Another indicator of a single domain being parked is how many other domains are also resolving to the IP address that name resolves to. A large amount of domain names resolving to a single IPv4 address often indicates a parking IP or a shared hosting provider. This technique makes use of passive DNS data. Another technique which uses passive DNS data is to look at the number of domains the name servers of the domain in question are authoritative for. Name servers which have been delegated a large number of domain names (something like 15,000 or more) are often authorities for parked domains. Lastly, looking at the number of third party locations referenced in the source of the HTML served back from the domain is another indicator. As parked domains contain mostly dynamically loaded advertisements.
Recently a paper was published at the 2015 Network and Distributed System Security (NDSS) Symposium which outlined ways of identifying parked domains based on DNS records and HTTP content. The paper is a very good read and the accompanying Github is fantastic. We on the research team have adapted some of the techniques used in this paper to classify parked domains.
Notes of Interest
While exploring the techniques used in the paper previously mentioned, we came up with a novel mechanisms for comparing two domain’s HTML content. Using RabbitMQ, Celery, and Flask we built a basic web service which would render a page using PhantomJS and return the HTML as a string. Using the html parsing code from Python’s lxml module we created a tree of the HTML elements; this is essentially a DOM tree. We then converted the DOM tree to a networkx graph and used matplotlib to visualize the tree. We also converted the DOM tree to a graph specific to the zss module which implements the Zhang Shasha algorithm. Doing so for two different domain names allows us to calculate a tree edit distance (similar to a string edit distance) between the two DOMs.
Here is a script which reads HTML from files (of full saved web pages) and does the comparison.
Below are some interesting images showing the DOM structure of three parked domain names who had a very similar DOM tree regardless of the content on the page (as dynamically served ads often change on each page load).
The same 3 domains can also be viewed within OpenDNS Investigate. The following WHOIS information shows us all registrant and nameserver history for each domain:
And confirms the parking location at Bodis – a known parking provider.
Below are two images showing the DOM trees of Google searches. They too are very similar to each other because the actual content of the pages is irrelevant.
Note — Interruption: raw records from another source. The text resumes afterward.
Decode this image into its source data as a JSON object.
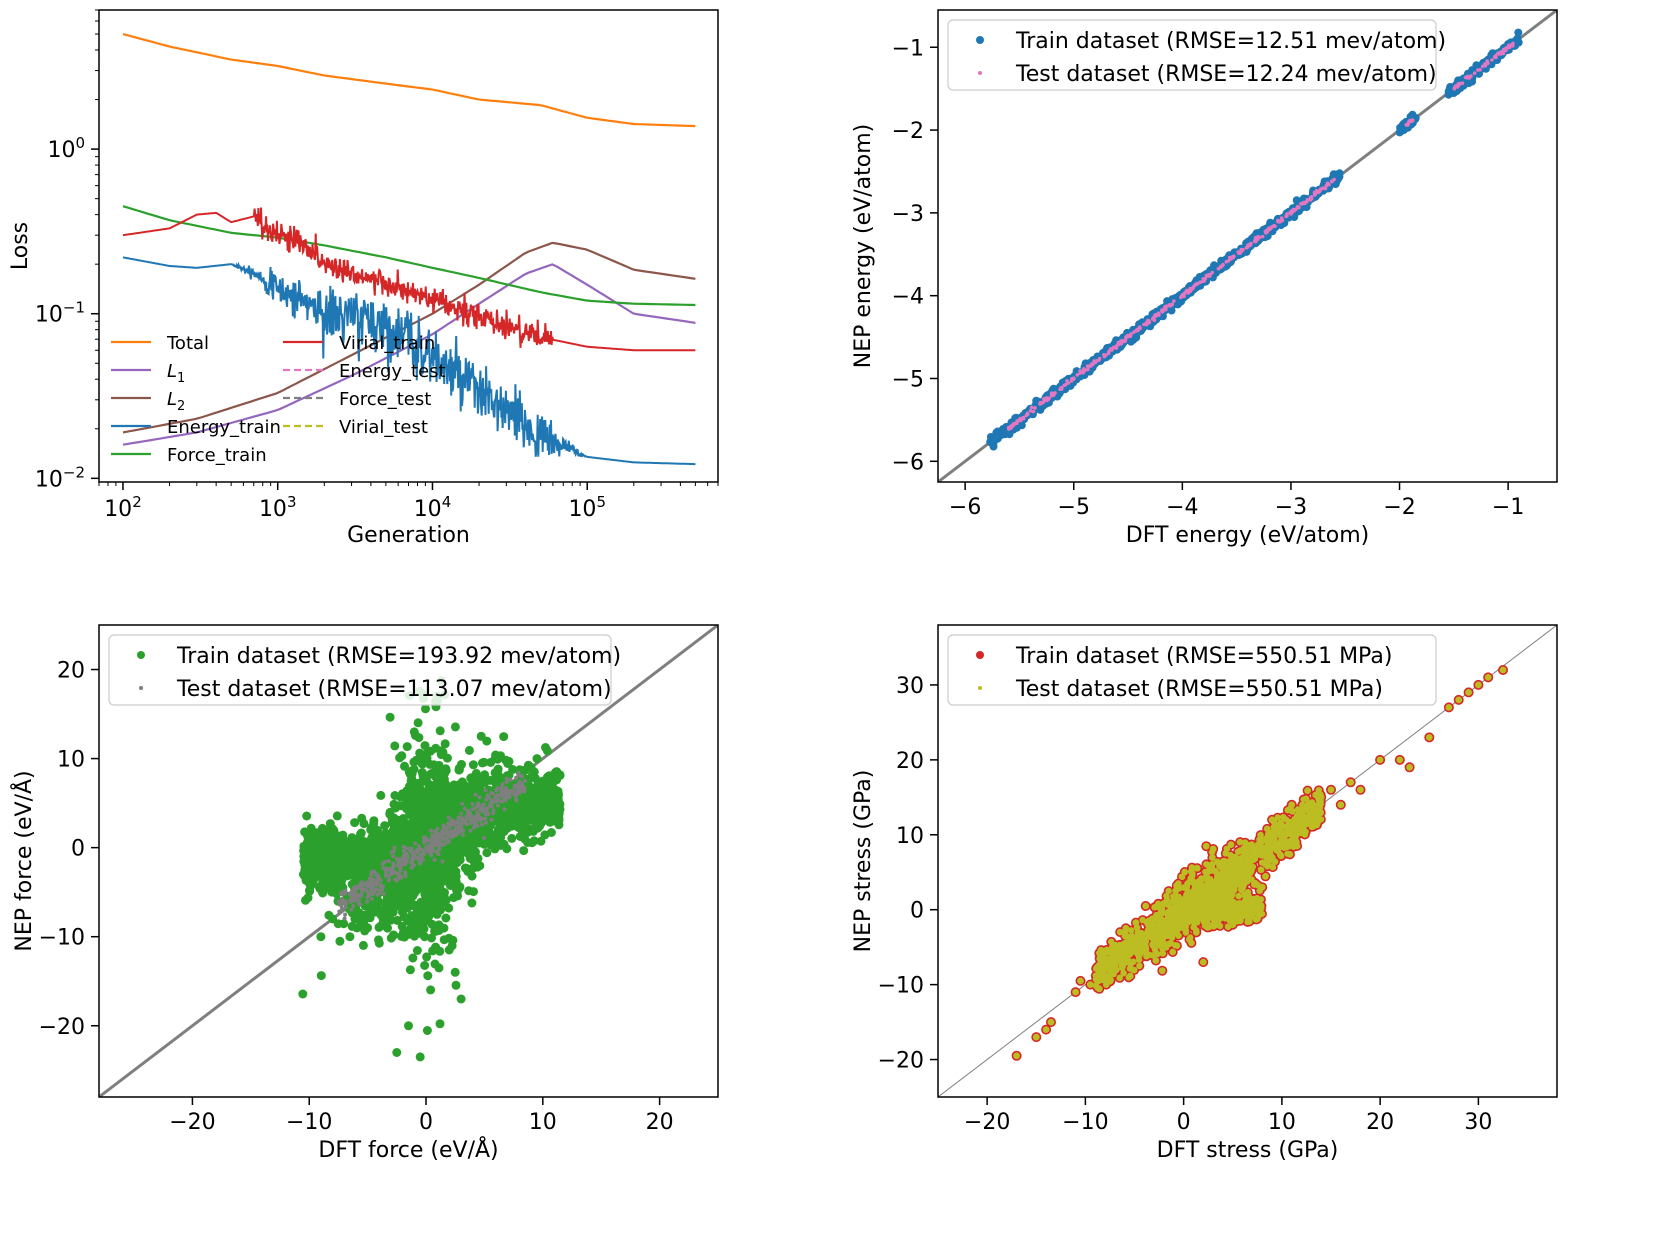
{
  "chart_data": [
    {
      "type": "line",
      "xlabel": "Generation",
      "ylabel": "Loss",
      "xscale": "log",
      "yscale": "log",
      "xlim": [
        70,
        700000
      ],
      "ylim": [
        0.0095,
        7
      ],
      "xticks": [
        100,
        1000,
        10000,
        100000
      ],
      "yticks": [
        0.01,
        0.1,
        1
      ],
      "legend": {
        "placement": "lower-left",
        "columns": 2
      },
      "series": [
        {
          "name": "Total",
          "color": "#ff7f0e",
          "style": "solid",
          "x": [
            100,
            200,
            500,
            1000,
            2000,
            5000,
            10000,
            20000,
            50000,
            100000,
            200000,
            500000
          ],
          "y": [
            5.0,
            4.2,
            3.5,
            3.2,
            2.8,
            2.5,
            2.3,
            2.0,
            1.85,
            1.55,
            1.42,
            1.38
          ]
        },
        {
          "name": "L_1",
          "label_main": "L",
          "label_sub": "1",
          "color": "#9467bd",
          "style": "solid",
          "x": [
            100,
            300,
            1000,
            3000,
            10000,
            20000,
            40000,
            60000,
            100000,
            200000,
            500000
          ],
          "y": [
            0.016,
            0.019,
            0.026,
            0.042,
            0.075,
            0.115,
            0.175,
            0.2,
            0.15,
            0.1,
            0.088
          ]
        },
        {
          "name": "L_2",
          "label_main": "L",
          "label_sub": "2",
          "color": "#8c564b",
          "style": "solid",
          "x": [
            100,
            300,
            1000,
            3000,
            10000,
            20000,
            40000,
            60000,
            100000,
            200000,
            500000
          ],
          "y": [
            0.019,
            0.023,
            0.033,
            0.056,
            0.1,
            0.15,
            0.235,
            0.27,
            0.245,
            0.185,
            0.163
          ]
        },
        {
          "name": "Energy_train",
          "color": "#1f77b4",
          "style": "solid",
          "x": [
            100,
            200,
            300,
            500,
            700,
            1000,
            1500,
            2000,
            3000,
            5000,
            7000,
            10000,
            15000,
            20000,
            30000,
            50000,
            100000,
            200000,
            500000
          ],
          "y": [
            0.22,
            0.195,
            0.19,
            0.2,
            0.18,
            0.14,
            0.12,
            0.1,
            0.095,
            0.085,
            0.07,
            0.055,
            0.04,
            0.033,
            0.025,
            0.018,
            0.0135,
            0.0125,
            0.0122
          ]
        },
        {
          "name": "Force_train",
          "color": "#2ca02c",
          "style": "solid",
          "x": [
            100,
            200,
            500,
            1000,
            2000,
            5000,
            10000,
            20000,
            50000,
            100000,
            200000,
            500000
          ],
          "y": [
            0.45,
            0.37,
            0.31,
            0.29,
            0.26,
            0.22,
            0.19,
            0.165,
            0.135,
            0.12,
            0.115,
            0.113
          ]
        },
        {
          "name": "Virial_train",
          "color": "#d62728",
          "style": "solid",
          "x": [
            100,
            200,
            300,
            400,
            500,
            700,
            1000,
            1500,
            2000,
            3000,
            5000,
            10000,
            20000,
            30000,
            50000,
            100000,
            200000,
            500000
          ],
          "y": [
            0.3,
            0.33,
            0.4,
            0.41,
            0.36,
            0.39,
            0.3,
            0.27,
            0.2,
            0.18,
            0.15,
            0.12,
            0.095,
            0.085,
            0.072,
            0.063,
            0.06,
            0.06
          ]
        },
        {
          "name": "Energy_test",
          "color": "#e377c2",
          "style": "dashed",
          "x": [],
          "y": []
        },
        {
          "name": "Force_test",
          "color": "#7f7f7f",
          "style": "dashed",
          "x": [],
          "y": []
        },
        {
          "name": "Virial_test",
          "color": "#bcbd22",
          "style": "dashed",
          "x": [],
          "y": []
        }
      ]
    },
    {
      "type": "scatter",
      "xlabel": "DFT energy (eV/atom)",
      "ylabel": "NEP energy (eV/atom)",
      "xlim": [
        -6.25,
        -0.55
      ],
      "ylim": [
        -6.25,
        -0.55
      ],
      "xticks": [
        -6,
        -5,
        -4,
        -3,
        -2,
        -1
      ],
      "yticks": [
        -6,
        -5,
        -4,
        -3,
        -2,
        -1
      ],
      "legend": {
        "placement": "top-left"
      },
      "diagonal": {
        "color": "#7f7f7f",
        "width": 3
      },
      "series": [
        {
          "name": "Train dataset (RMSE=12.51 mev/atom)",
          "color": "#1f77b4",
          "marker": "large",
          "segments": [
            [
              -5.77,
              -5.3
            ],
            [
              -5.3,
              -4.2
            ],
            [
              -4.2,
              -3.5
            ],
            [
              -3.5,
              -2.55
            ],
            [
              -2.0,
              -1.85
            ],
            [
              -1.55,
              -0.9
            ]
          ],
          "spread": 0.05
        },
        {
          "name": "Test dataset (RMSE=12.24 mev/atom)",
          "color": "#e377c2",
          "marker": "small",
          "segments": [
            [
              -5.6,
              -4.0
            ],
            [
              -4.0,
              -2.6
            ],
            [
              -1.95,
              -1.85
            ],
            [
              -1.5,
              -0.95
            ]
          ],
          "spread": 0.02
        }
      ]
    },
    {
      "type": "scatter",
      "xlabel": "DFT force (eV/Å)",
      "ylabel": "NEP force (eV/Å)",
      "xlim": [
        -28,
        25
      ],
      "ylim": [
        -28,
        25
      ],
      "xticks": [
        -20,
        -10,
        0,
        10,
        20
      ],
      "yticks": [
        -20,
        -10,
        0,
        10,
        20
      ],
      "legend": {
        "placement": "top-left"
      },
      "diagonal": {
        "color": "#7f7f7f",
        "width": 3
      },
      "series": [
        {
          "name": "Train dataset (RMSE=193.92 mev/atom)",
          "color": "#2ca02c",
          "marker": "large",
          "x": [
            -10.5,
            -9.5,
            -9,
            -8,
            -7,
            -6,
            -5,
            -4,
            -3,
            -2,
            -1,
            0,
            1,
            2,
            3,
            4,
            5,
            6,
            7,
            8,
            9,
            10,
            11,
            -2.5,
            -0.5,
            -1.5,
            2.5,
            3,
            1,
            -5,
            -8,
            9.5,
            10.5,
            11
          ],
          "y": [
            -3,
            -2,
            -10,
            -2.5,
            -1.5,
            -4,
            -1,
            0,
            -2,
            6,
            13,
            1,
            9,
            -2,
            1,
            6,
            5,
            6,
            8,
            7,
            9,
            4,
            3,
            -23,
            -23.5,
            -20,
            -14,
            -17,
            16.5,
            -9,
            -8,
            10,
            7,
            3.5
          ]
        },
        {
          "name": "Test dataset (RMSE=113.07 mev/atom)",
          "color": "#7f7f7f",
          "marker": "small",
          "x": [
            -7,
            -6,
            -5,
            -4,
            -3,
            -2,
            -1,
            0,
            1,
            2,
            3,
            4,
            5,
            6,
            7,
            8
          ],
          "y": [
            -6.3,
            -5.5,
            -4.4,
            -3.5,
            -2.7,
            -1.8,
            -0.9,
            0,
            0.9,
            1.8,
            2.6,
            3.5,
            4.3,
            5.2,
            6.0,
            6.8
          ]
        }
      ]
    },
    {
      "type": "scatter",
      "xlabel": "DFT stress (GPa)",
      "ylabel": "NEP stress (GPa)",
      "xlim": [
        -25,
        38
      ],
      "ylim": [
        -25,
        38
      ],
      "xticks": [
        -20,
        -10,
        0,
        10,
        20,
        30
      ],
      "yticks": [
        -20,
        -10,
        0,
        10,
        20,
        30
      ],
      "legend": {
        "placement": "top-left"
      },
      "diagonal": {
        "color": "#7f7f7f",
        "width": 1
      },
      "series": [
        {
          "name": "Train dataset (RMSE=550.51 MPa)",
          "color": "#d62728",
          "face_color": "#bcbd22",
          "marker": "edge",
          "x": [
            -17,
            -15,
            -14,
            -13.5,
            -11,
            -10.5,
            -9.5,
            -8,
            -7,
            -5,
            -3,
            0,
            2,
            4,
            5,
            6,
            7,
            8,
            9,
            10,
            11,
            12,
            13,
            14,
            15,
            16,
            17,
            18,
            20,
            22,
            23,
            25,
            27,
            28,
            29,
            30,
            31,
            32.5
          ],
          "y": [
            -19.5,
            -17,
            -16,
            -15,
            -11,
            -9.5,
            -10,
            -8,
            -6,
            -5,
            -4,
            1,
            -7,
            2,
            -2,
            4,
            7,
            3,
            12,
            10,
            14,
            13,
            12,
            15,
            16,
            14,
            17,
            16,
            20,
            20,
            19,
            23,
            27,
            28,
            29,
            30,
            31,
            32
          ]
        },
        {
          "name": "Test dataset (RMSE=550.51 MPa)",
          "color": "#bcbd22",
          "marker": "small",
          "x": [
            -9,
            -7,
            -5,
            -3,
            -1,
            1,
            3,
            5,
            7,
            9,
            11
          ],
          "y": [
            -8,
            -6.5,
            -4.5,
            -3,
            -1,
            1,
            3,
            5,
            7.5,
            9,
            11
          ]
        }
      ]
    }
  ]
}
What is the Impact of Parked Domains to Your Network?
There is no legitimate reason for anyone to visit a parked domain. By definition, parked domains serve back useless content. Additionally, the strong focus on dynamically serving ads to browsers make parked domains a great vehicle for malvertising. We’ve also noticed many of the domain shadowing names Angler EK have repurposed in the past were originally parked.
Comparing DOM trees is a very telling method of grouping like HTML content together. As parked domains often reuse a set of templates for displaying advertisements to users comparing DOM trees eliminates any noise the ads may introduce when comparing HTML source of two web pages.